A temporary solution to help maintain ambulance services here in the Wet Mountain Valley has been reached by the board of directors of the West Custer County Hospital District.
At the board meeting last Thursday, April 10, directors unanimously approved a measure to pay members of the Emergency Medical Services team as employees effective this past Monday, April 14.
Under the plan, the EMS workers will receive $8 per hour, with two workers on call from 7 a.m. to 7 p.m. daily. That’s when roughly 70 percent of all ambulance calls are received.
Calls during the night period will be handled by the EMS personnel who are on call but not paid for being on call. When they respond to a call, they will be paid for the time actually devoted to the call.
There are currently 14 part-time EMS personnel. The EMS administrator is Ellie Czarnota.
The viability of local ambulance services was placed in jeopardy in December 2013, when the Colorado Department of Labor questioned the local Hospital District’s seven-year practice of treating EMS personnel as independent contractors. As a result, the Hospital District is forced to pay some $38,000 in back wages and taxes to EMS workers. Those payments must be made by June 21 of this year, according to the DOL’s ruling.
While that $38,000 figure will pose a financial hit on the struggling Hospital District, that amount is considerably less than the $100,000 to $180,000 payment the Hospital District was potentially anticipating.

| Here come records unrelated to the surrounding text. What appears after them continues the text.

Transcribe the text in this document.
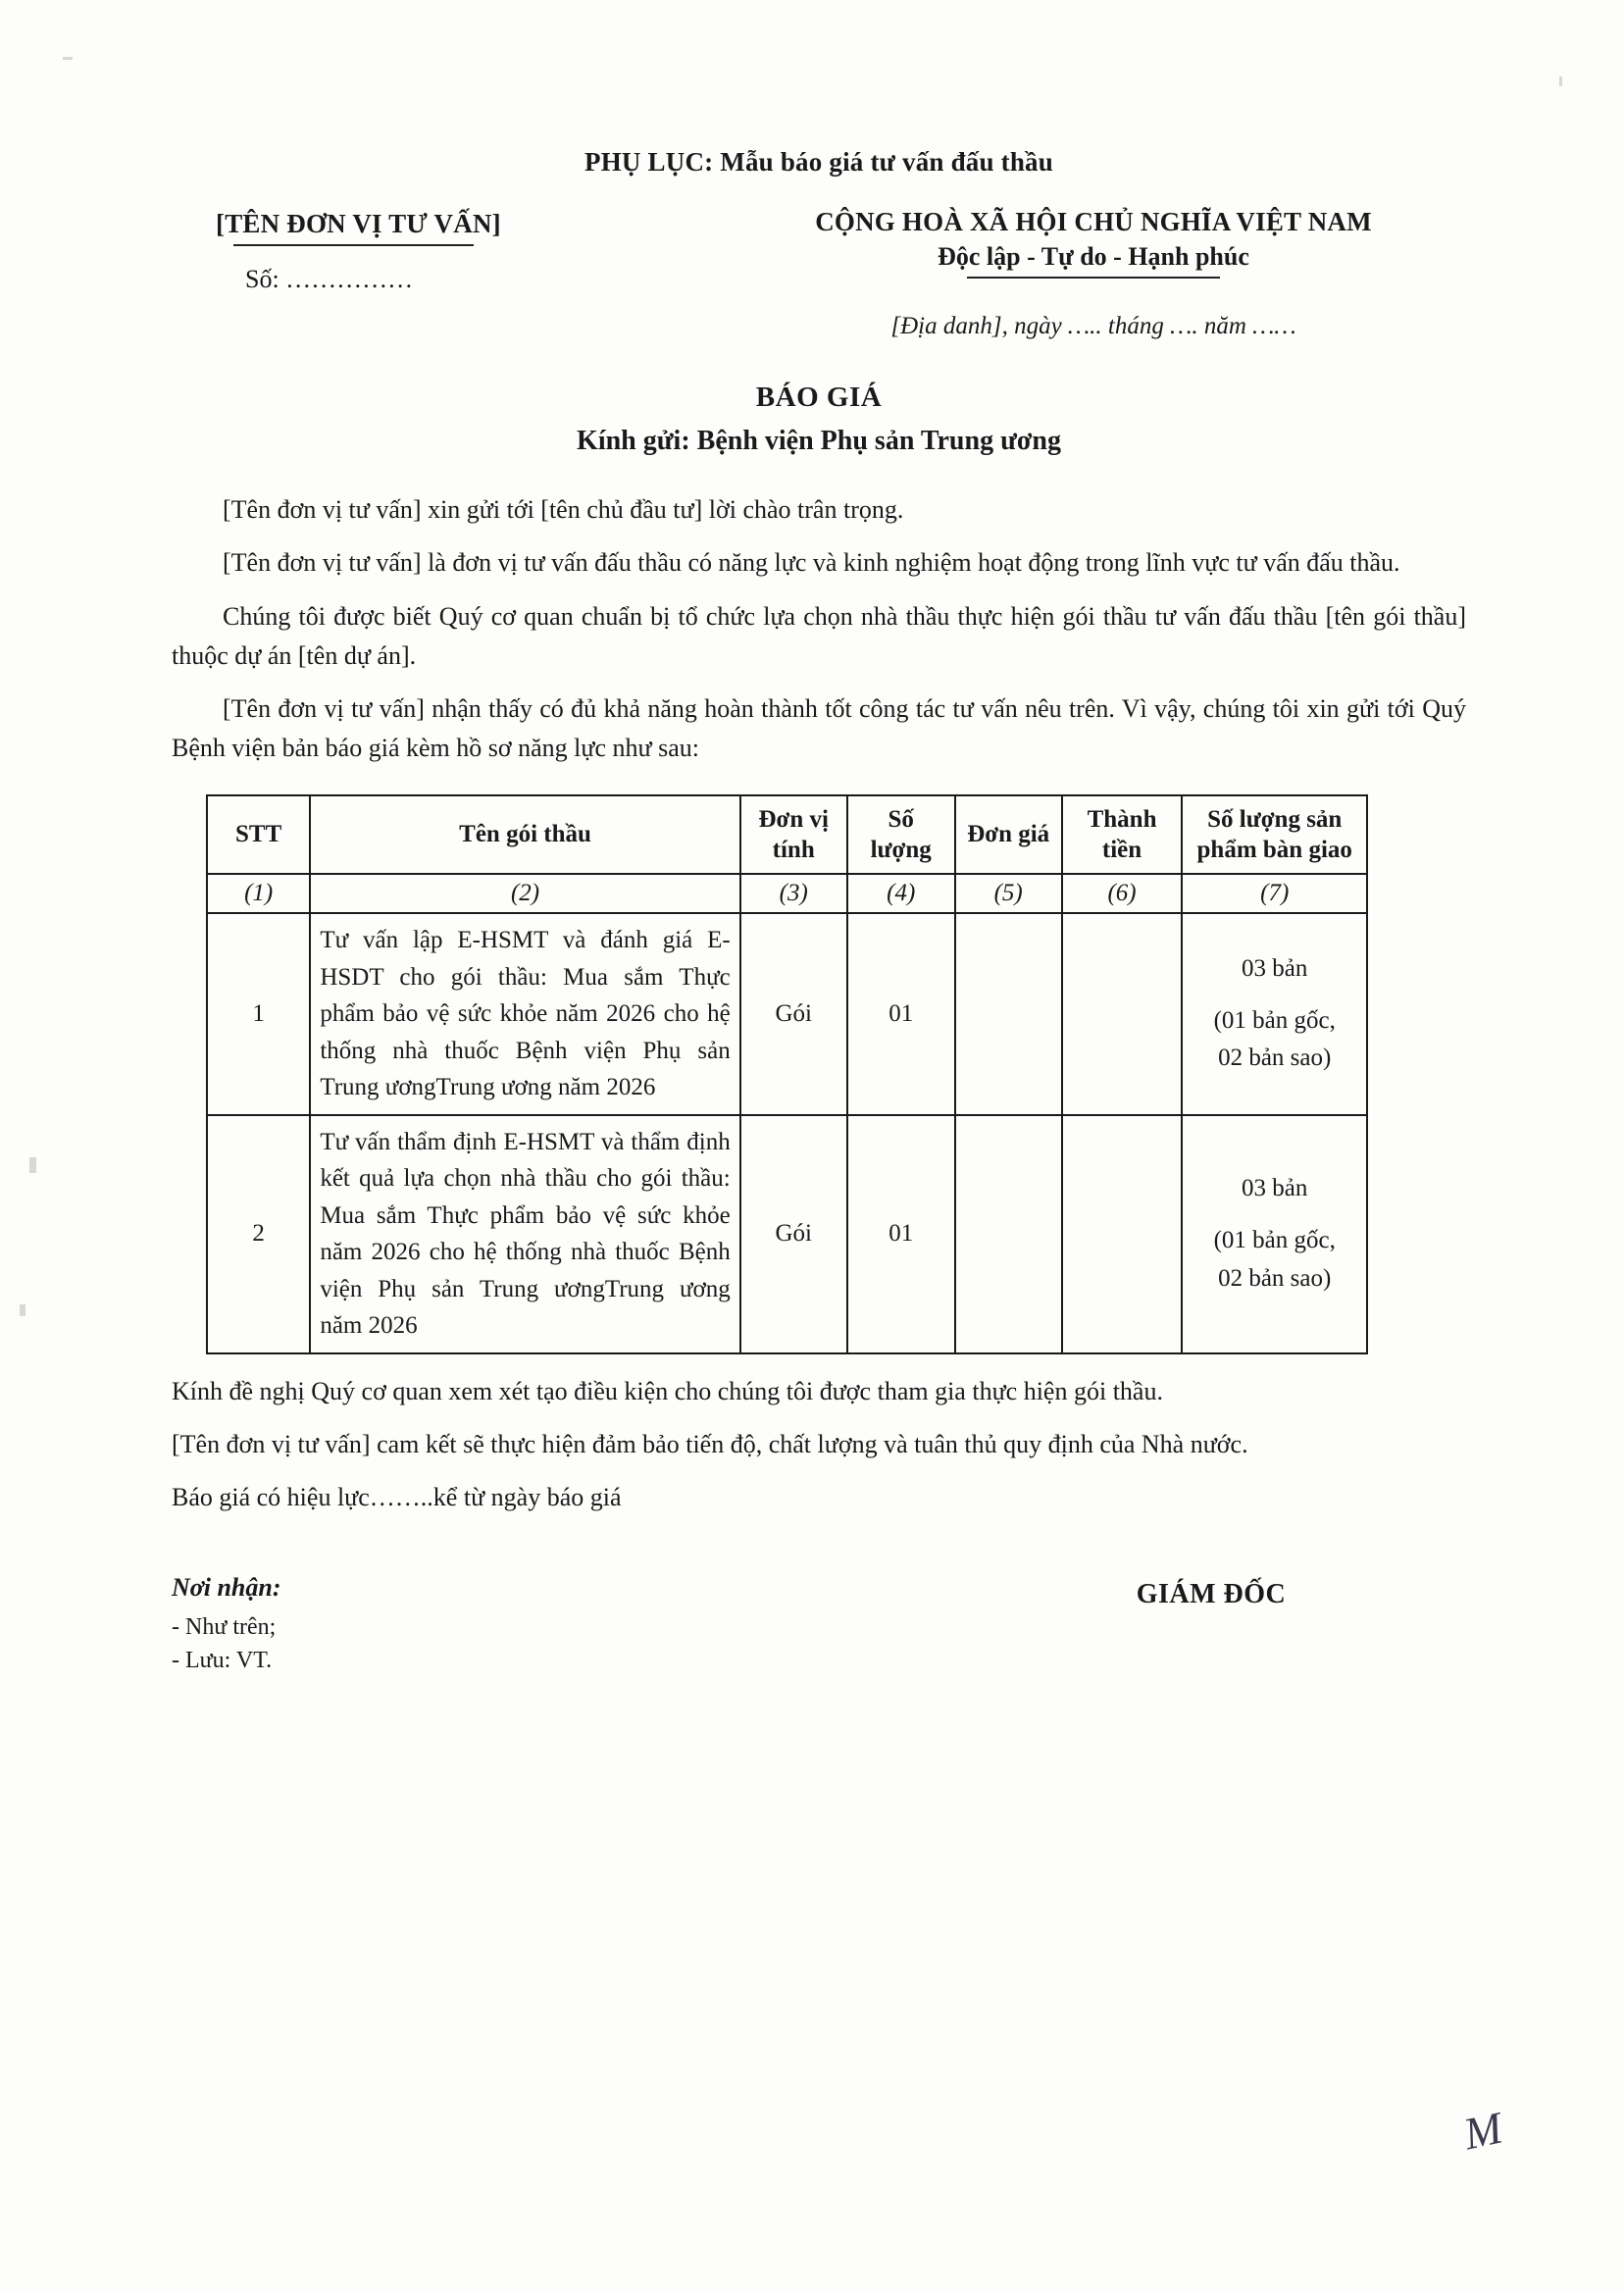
PHỤ LỤC: Mẫu báo giá tư vấn đấu thầu
[TÊN ĐƠN VỊ TƯ VẤN]
Số: ……………
CỘNG HOÀ XÃ HỘI CHỦ NGHĨA VIỆT NAM
Độc lập - Tự do - Hạnh phúc
[Địa danh], ngày ….. tháng …. năm ……
BÁO GIÁ
Kính gửi: Bệnh viện Phụ sản Trung ương

[Tên đơn vị tư vấn] xin gửi tới [tên chủ đầu tư] lời chào trân trọng.

[Tên đơn vị tư vấn] là đơn vị tư vấn đấu thầu có năng lực và kinh nghiệm hoạt động trong lĩnh vực tư vấn đấu thầu.

Chúng tôi được biết Quý cơ quan chuẩn bị tổ chức lựa chọn nhà thầu thực hiện gói thầu tư vấn đấu thầu [tên gói thầu] thuộc dự án [tên dự án].

[Tên đơn vị tư vấn] nhận thấy có đủ khả năng hoàn thành tốt công tác tư vấn nêu trên. Vì vậy, chúng tôi xin gửi tới Quý Bệnh viện bản báo giá kèm hồ sơ năng lực như sau:

STT	Tên gói thầu	Đơn vị tính	Số lượng	Đơn giá	Thành tiền	Số lượng sản phẩm bàn giao
(1)	(2)	(3)	(4)	(5)	(6)	(7)
1	Tư vấn lập E-HSMT và đánh giá E-HSDT cho gói thầu: Mua sắm Thực phẩm bảo vệ sức khỏe năm 2026 cho hệ thống nhà thuốc Bệnh viện Phụ sản Trung ươngTrung ương năm 2026	Gói	01			03 bản
(01 bản gốc,
02 bản sao)

2	Tư vấn thẩm định E-HSMT và thẩm định kết quả lựa chọn nhà thầu cho gói thầu: Mua sắm Thực phẩm bảo vệ sức khỏe năm 2026 cho hệ thống nhà thuốc Bệnh viện Phụ sản Trung ươngTrung ương năm 2026	Gói	01			03 bản
(01 bản gốc,
02 bản sao)

Kính đề nghị Quý cơ quan xem xét tạo điều kiện cho chúng tôi được tham gia thực hiện gói thầu.

[Tên đơn vị tư vấn] cam kết sẽ thực hiện đảm bảo tiến độ, chất lượng và tuân thủ quy định của Nhà nước.

Báo giá có hiệu lực……..kể từ ngày báo giá

Nơi nhận:
- Như trên;
- Lưu: VT.
GIÁM ĐỐC
M
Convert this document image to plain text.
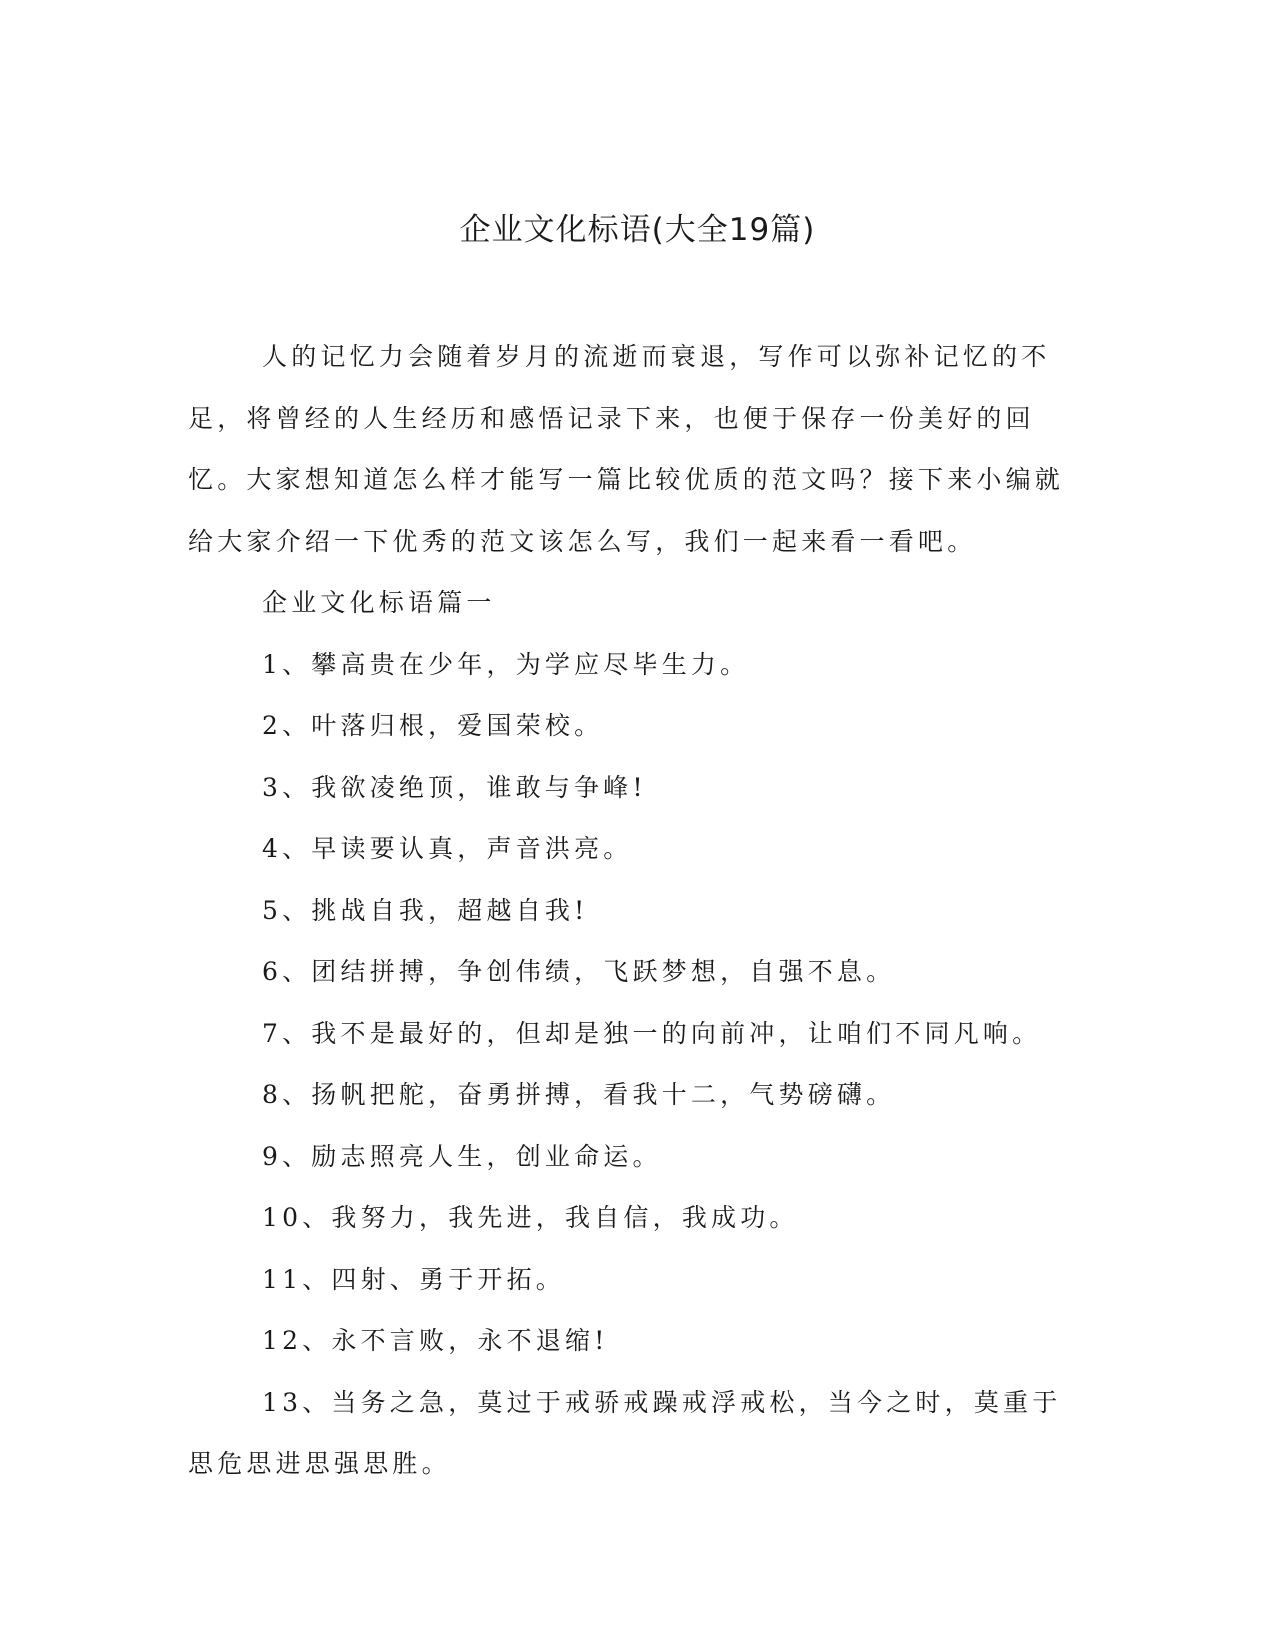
企业文化标语(大全19篇)

人的记忆力会随着岁月的流逝而衰退，写作可以弥补记忆的不足，将曾经的人生经历和感悟记录下来，也便于保存一份美好的回忆。大家想知道怎么样才能写一篇比较优质的范文吗？接下来小编就给大家介绍一下优秀的范文该怎么写，我们一起来看一看吧。

企业文化标语篇一

1、攀高贵在少年，为学应尽毕生力。

2、叶落归根，爱国荣校。

3、我欲凌绝顶，谁敢与争峰!

4、早读要认真，声音洪亮。

5、挑战自我，超越自我!

6、团结拼搏，争创伟绩，飞跃梦想，自强不息。

7、我不是最好的，但却是独一的向前冲，让咱们不同凡响。

8、扬帆把舵，奋勇拼搏，看我十二，气势磅礴。

9、励志照亮人生，创业命运。

10、我努力，我先进，我自信，我成功。

11、四射、勇于开拓。

12、永不言败，永不退缩!

13、当务之急，莫过于戒骄戒躁戒浮戒松，当今之时，莫重于思危思进思强思胜。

Hospital District chairman Joe Arbuckle said this is a short-term solution to the ambulance service problems, and that the board will continue to seek a long-term solution in conjunction with the fire district.
Among the options being considered are establishing a new special taxation ambulance district to solely fund ambulance services, and to work with the Wet Mountain Valley Fire Protection District to have that organization take over ambulance services as is done in many Colorado rural communities.
“There are pitfalls with both scenarios, “ Arbuckle stated.
Regarding the establishment of a special district, it would be costly to arrange an election to seek voter approval, and there’s no guarantee of voter support. Additionally, it would take many months, possibly as much as two years, before property tax revenues would be funneled to the new district.
And establishing a relationship with the Fire District would be relatively easy, but the idea is not wholly supported by the Fire District’s elected board of directors. One distinct advantage to the Fire District proposal is that Fire Districts are not subject to the same Department of Labor regulations that affect the Hospital District; Fire Districts may utilize volunteer workers more freely.
The fire and hospital districts will be seeking public input on these options.
EMS administrator Czarnota told the board that ambulance workers responded to 21 calls in March. In 2013, there were 330 calls for an ambulance resulting in 235 transports.
She also said a training course for basic EMS will be offered here beginning on May 19.
Czarnota said a fund-raising event will be held on Saturday, June 14 and there will be a silent auction, tours of a Flight for Life helicopter, a performance by the Pueblo Fire Department band, and other activities.
In his report, clinic administrator Delwin Lester said patient visits are currently averaging around 31 per day, compared to approximately 20 a day a year ago. Year-to-date numbers show 2,105 patient visits this year, compared to 1,719 a year ago.
“We’re off to a wonderful start, and we’re hearing lots of great things,” said Lester.